Ultracool dwarfs are a class of objects that include very low mass stars (“M-type” stars – the least massive class of stars) and candidates of brown dwarfs. Brown dwarfs are substellar objects, a class of objects that is an intermediate between a planet and a star, i.e., too massive to be a planet, yet not massive enough to be a star. Brown dwarfs cannot perform hydrogen fusion in their cores and thus, are usually nicknamed “failed stars.” These types of objects are red in color and very faint, which makes them extremely difficult to observe. They are also much cooler than most stars, having a temperature of less than 2,700 K. M type stars are important for studying the chemical reactions and physical processes that occur at the transition region of objects between stars and brown dwarfs. M-type stars have become increasingly popular in recent years as they are ideal targets for searching for terrestrial – or rocky – planets like Earth.
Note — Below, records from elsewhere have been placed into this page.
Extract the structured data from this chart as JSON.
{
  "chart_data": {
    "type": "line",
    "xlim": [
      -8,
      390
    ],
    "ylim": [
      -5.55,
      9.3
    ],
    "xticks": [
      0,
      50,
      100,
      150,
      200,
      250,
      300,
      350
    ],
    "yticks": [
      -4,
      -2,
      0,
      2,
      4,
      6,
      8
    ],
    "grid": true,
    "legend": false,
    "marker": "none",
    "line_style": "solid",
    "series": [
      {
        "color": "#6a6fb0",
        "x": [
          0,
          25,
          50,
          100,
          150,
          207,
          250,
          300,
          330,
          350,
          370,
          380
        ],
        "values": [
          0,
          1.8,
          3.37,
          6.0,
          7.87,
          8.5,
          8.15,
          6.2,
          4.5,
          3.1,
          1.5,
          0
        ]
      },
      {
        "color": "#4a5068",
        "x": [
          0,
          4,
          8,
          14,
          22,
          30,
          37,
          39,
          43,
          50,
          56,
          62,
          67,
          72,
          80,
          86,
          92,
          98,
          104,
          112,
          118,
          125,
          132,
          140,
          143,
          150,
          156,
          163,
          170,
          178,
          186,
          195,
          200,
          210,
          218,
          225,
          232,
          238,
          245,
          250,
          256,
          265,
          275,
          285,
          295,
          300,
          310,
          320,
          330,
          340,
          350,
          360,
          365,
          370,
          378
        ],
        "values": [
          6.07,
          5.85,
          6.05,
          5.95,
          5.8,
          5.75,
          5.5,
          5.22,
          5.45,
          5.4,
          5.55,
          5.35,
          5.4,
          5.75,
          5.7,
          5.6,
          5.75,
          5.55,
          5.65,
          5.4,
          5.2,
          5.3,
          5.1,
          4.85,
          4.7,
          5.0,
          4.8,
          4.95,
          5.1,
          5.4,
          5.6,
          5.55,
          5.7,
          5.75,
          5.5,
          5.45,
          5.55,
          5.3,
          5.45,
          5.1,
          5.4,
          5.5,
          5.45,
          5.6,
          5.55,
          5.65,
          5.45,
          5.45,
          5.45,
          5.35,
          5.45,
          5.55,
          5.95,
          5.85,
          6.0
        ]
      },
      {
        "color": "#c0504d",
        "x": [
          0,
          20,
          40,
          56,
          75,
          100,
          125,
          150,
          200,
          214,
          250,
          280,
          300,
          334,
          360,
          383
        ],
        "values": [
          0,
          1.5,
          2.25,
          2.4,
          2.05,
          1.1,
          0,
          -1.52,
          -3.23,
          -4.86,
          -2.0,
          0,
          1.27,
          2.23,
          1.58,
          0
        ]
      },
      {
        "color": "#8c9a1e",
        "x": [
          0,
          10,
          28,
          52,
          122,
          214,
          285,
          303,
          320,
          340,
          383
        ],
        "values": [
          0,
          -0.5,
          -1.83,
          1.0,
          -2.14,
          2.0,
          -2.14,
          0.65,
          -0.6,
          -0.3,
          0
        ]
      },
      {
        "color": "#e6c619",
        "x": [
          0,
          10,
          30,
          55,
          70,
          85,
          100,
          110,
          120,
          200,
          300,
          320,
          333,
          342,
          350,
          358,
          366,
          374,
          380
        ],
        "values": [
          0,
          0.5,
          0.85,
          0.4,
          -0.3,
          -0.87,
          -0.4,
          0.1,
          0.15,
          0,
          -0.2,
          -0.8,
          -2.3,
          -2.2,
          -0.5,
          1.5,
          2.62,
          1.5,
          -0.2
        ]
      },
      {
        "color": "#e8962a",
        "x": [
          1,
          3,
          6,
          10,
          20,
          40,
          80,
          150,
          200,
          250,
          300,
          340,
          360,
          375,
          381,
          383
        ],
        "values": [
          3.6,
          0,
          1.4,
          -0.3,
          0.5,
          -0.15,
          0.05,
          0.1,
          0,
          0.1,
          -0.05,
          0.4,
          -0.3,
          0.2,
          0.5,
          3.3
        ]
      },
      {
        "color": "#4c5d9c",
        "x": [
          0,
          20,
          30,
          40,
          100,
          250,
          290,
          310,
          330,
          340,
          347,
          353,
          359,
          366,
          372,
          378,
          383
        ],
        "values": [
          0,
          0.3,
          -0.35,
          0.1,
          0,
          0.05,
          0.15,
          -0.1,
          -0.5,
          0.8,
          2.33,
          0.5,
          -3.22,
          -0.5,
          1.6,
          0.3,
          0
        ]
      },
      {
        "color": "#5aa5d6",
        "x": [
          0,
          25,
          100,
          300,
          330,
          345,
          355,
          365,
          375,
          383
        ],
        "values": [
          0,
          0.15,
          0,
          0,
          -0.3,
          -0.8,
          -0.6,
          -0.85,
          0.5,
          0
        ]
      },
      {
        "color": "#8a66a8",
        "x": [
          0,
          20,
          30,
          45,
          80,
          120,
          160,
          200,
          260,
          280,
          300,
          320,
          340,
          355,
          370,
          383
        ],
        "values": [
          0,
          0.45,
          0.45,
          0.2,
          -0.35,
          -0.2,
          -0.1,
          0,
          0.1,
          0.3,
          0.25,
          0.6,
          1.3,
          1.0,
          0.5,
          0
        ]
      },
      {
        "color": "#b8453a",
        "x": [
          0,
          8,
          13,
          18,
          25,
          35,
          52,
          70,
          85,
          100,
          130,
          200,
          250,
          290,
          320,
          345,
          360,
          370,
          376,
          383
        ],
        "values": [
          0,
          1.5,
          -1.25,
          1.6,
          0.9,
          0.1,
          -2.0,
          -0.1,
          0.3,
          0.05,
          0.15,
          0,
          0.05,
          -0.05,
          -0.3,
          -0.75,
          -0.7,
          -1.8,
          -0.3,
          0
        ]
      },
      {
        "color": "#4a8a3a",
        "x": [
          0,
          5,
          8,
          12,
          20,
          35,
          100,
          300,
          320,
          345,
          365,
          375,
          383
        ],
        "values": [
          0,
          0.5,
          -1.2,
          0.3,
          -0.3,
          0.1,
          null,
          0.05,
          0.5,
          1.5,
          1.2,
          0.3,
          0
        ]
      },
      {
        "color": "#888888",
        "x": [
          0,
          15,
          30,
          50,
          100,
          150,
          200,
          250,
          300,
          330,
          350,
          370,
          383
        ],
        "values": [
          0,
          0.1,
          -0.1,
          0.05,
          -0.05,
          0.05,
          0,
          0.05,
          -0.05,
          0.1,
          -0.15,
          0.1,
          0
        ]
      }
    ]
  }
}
The team used LAMOST, a telescope located in Xinglong Station, Hebei Province, China. LAMOST is a large-scale spectroscopic survey of the night sky visible from China, whose goal is to survey 10 million stars in the Milky Way, as well as millions of galaxies in our Universe. Using a new collection of data released in 2019, data release 7 (DR7), the team examined a sample of spectra of 10,000 M-type stars. The team then examined and compared the spectra of these stars and identified 734 ultracool dwarfs in the sample. This is the largest sample of M type ultracool dwarfs in a single work with a rich stellar parameter set derived homogenously. The objects are between 326 and 1174 light-years from Earth and approximately 300 million years old. This sample of objects is vital in studying the properties and evolution of ultracool dwarfs, key targets for looking for habitable planets. This large sample may help astronomers understand how these objects form and the internal nature of these objects, which is relatively unknown at this point in time.